SOPS and age don't change this fundamental problem — once you've shared a secret, anyone who saw the cleartext has it. But because SOPS encrypts each value independently and supports multiple recipients per file, removing a person is a re-encryption of current files only, with the departing person's recipient key removed. The git history remains decryptable to them, but going forward they're out. That's an acceptable threat-model trade for most teams.
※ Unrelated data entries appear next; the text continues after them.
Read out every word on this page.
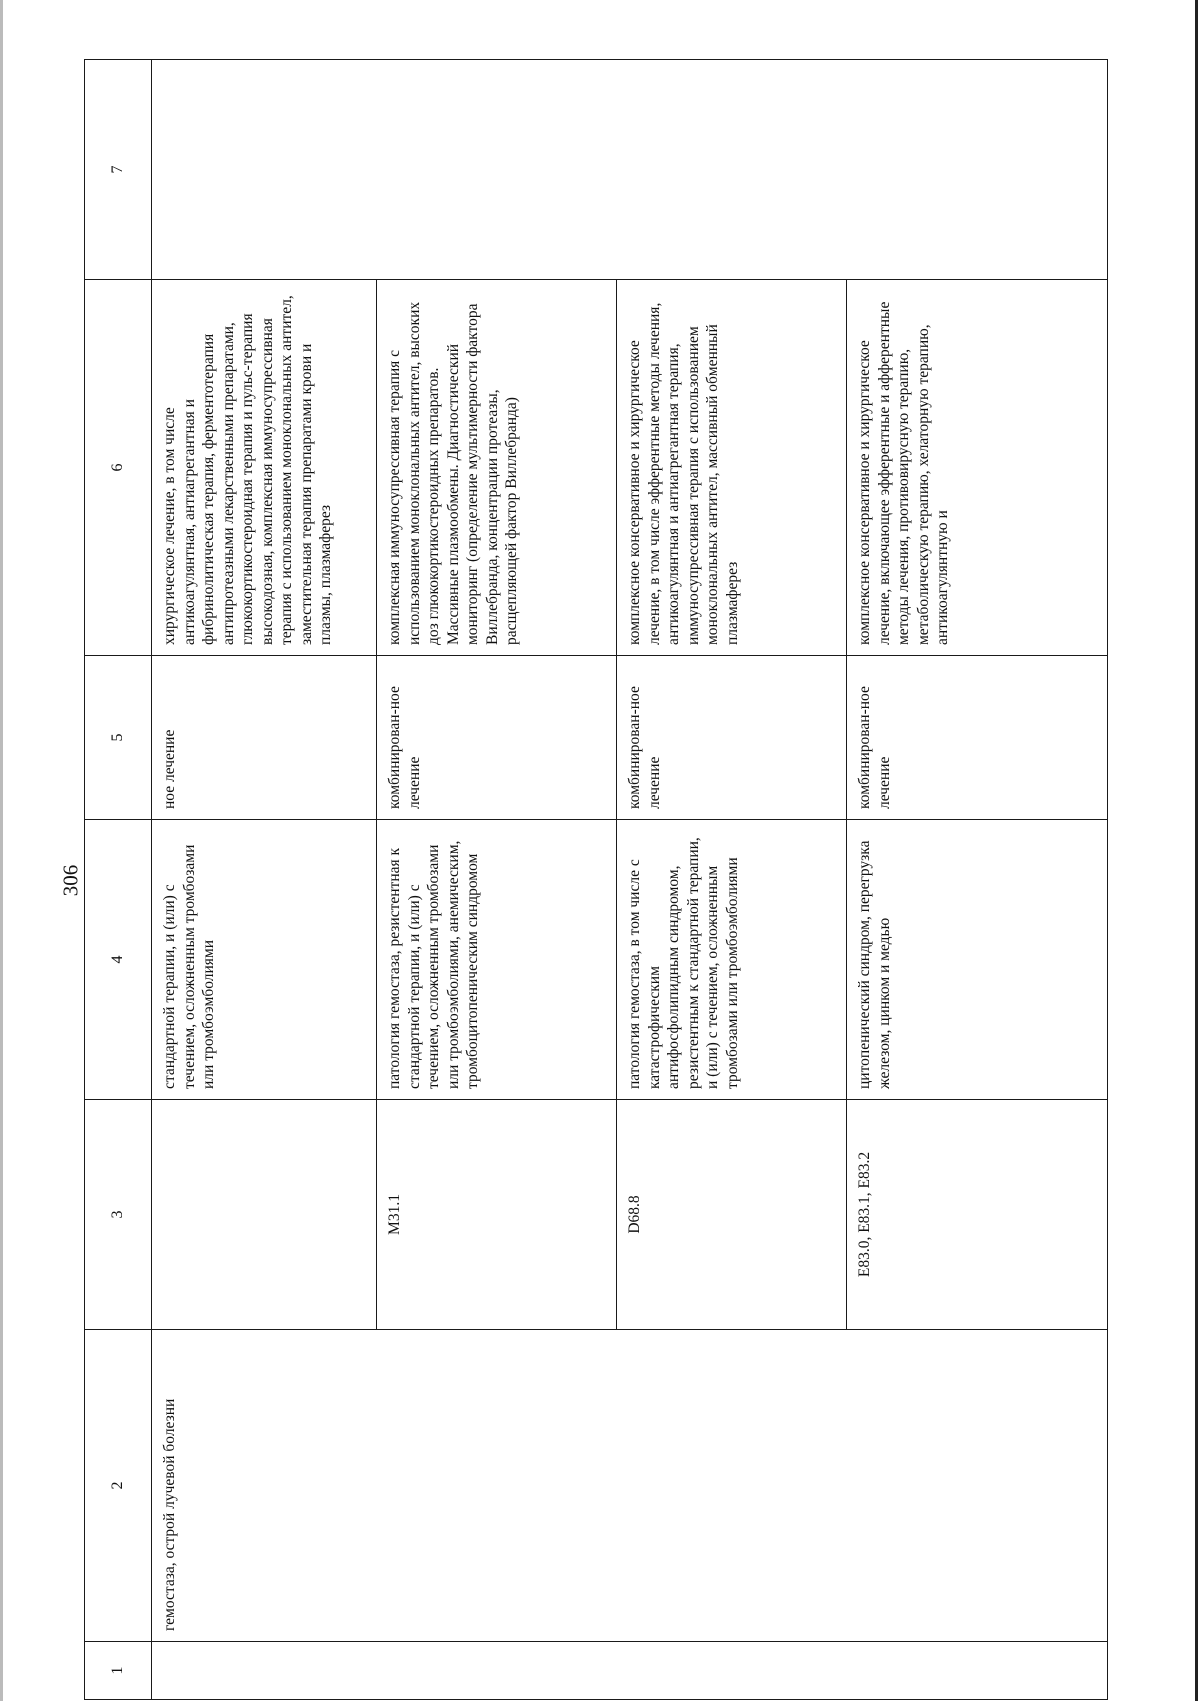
306
1	2	3	4	5	6	7
	гемостаза, острой лучевой болезни		стандартной терапии, и (или) с течением, осложненным тромбозами или тромбоэмболиями	ное лечение	хирургическое лечение, в том числе антикоагулянтная, антиагрегантная и фибринолитическая терапия, ферментотерапия антипротеазными лекарственными препаратами, глюкокортикостероидная терапия и пульс-терапия высокодозная, комплексная иммуносупрессивная терапия с использованием моноклональных антител, заместительная терапия препаратами крови и плазмы, плазмаферез	
		M31.1	патология гемостаза, резистентная к стандартной терапии, и (или) с течением, осложненным тромбозами или тромбоэмболиями, анемическим, тромбоцитопеническим синдромом	комбинирован-ное лечение	комплексная иммуносупрессивная терапия с использованием моноклональных антител, высоких доз глюкокортикостероидных препаратов. Массивные плазмообмены. Диагностический мониторинг (определение мультимерности фактора Виллебранда, концентрации протеазы, расщепляющей фактор Виллебранда)	
		D68.8	патология гемостаза, в том числе с катастрофическим антифосфолипидным синдромом, резистентным к стандартной терапии, и (или) с течением, осложненным тромбозами или тромбоэмболиями	комбинирован-ное лечение	комплексное консервативное и хирургическое лечение, в том числе эфферентные методы лечения, антикоагулянтная и антиагрегантная терапия, иммуносупрессивная терапия с использованием моноклональных антител, массивный обменный плазмаферез	
		E83.0, E83.1, E83.2	цитопенический синдром, перегрузка железом, цинком и медью	комбинирован-ное лечение	комплексное консервативное и хирургическое лечение, включающее эфферентные и афферентные методы лечения, противовирусную терапию, метаболическую терапию, хелаторную терапию, антикоагулянтную и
The hardest part of repository secret management isn't encryption. It's the day someone leaves and the secrets they once read need to be rotated. Tools that make rotation cheap get used; tools that make rotation expensive grow stale and then bite you.
What Haven Uses
Haven's config/secrets.yaml is SOPS-encrypted. We chose SOPS specifically because the secrets are structured (database creds, API tokens, OAuth keys) and field-level diffs matter for review. The recipient list is age keys, which we manage alongside developer SSH keys — no separate GPG keyring to maintain.
For one-off encrypted files (e.g. credential exports we're temporarily moving between hosts), we use age directly. For repository-wide transparency (every file in a directory always encrypted), we'd use git-crypt — but in practice, the situations where we want that are also situations where we don't actually want those files in git at all.
The Meta-Recommendation
Use SOPS with age recipients, plus KMS recipients for CI/production decryption, for structured-secret-in-IaC workflows. Use age directly for ad-hoc encrypted file movement between trusted machines. Use git-crypt only if you have a specific reason to want transparent encryption and you accept the rotation pain. Skip git-secret unless you're maintaining an existing repo that uses it.
And for anything that's not best modeled as "config alongside code" — long-lived production secrets, database passwords that rotate daily, ephemeral OAuth tokens — use an actual secret manager. Password managers for human secrets, HashiCorp Vault or cloud KMS for service secrets, and let your repo describe the references, not the values.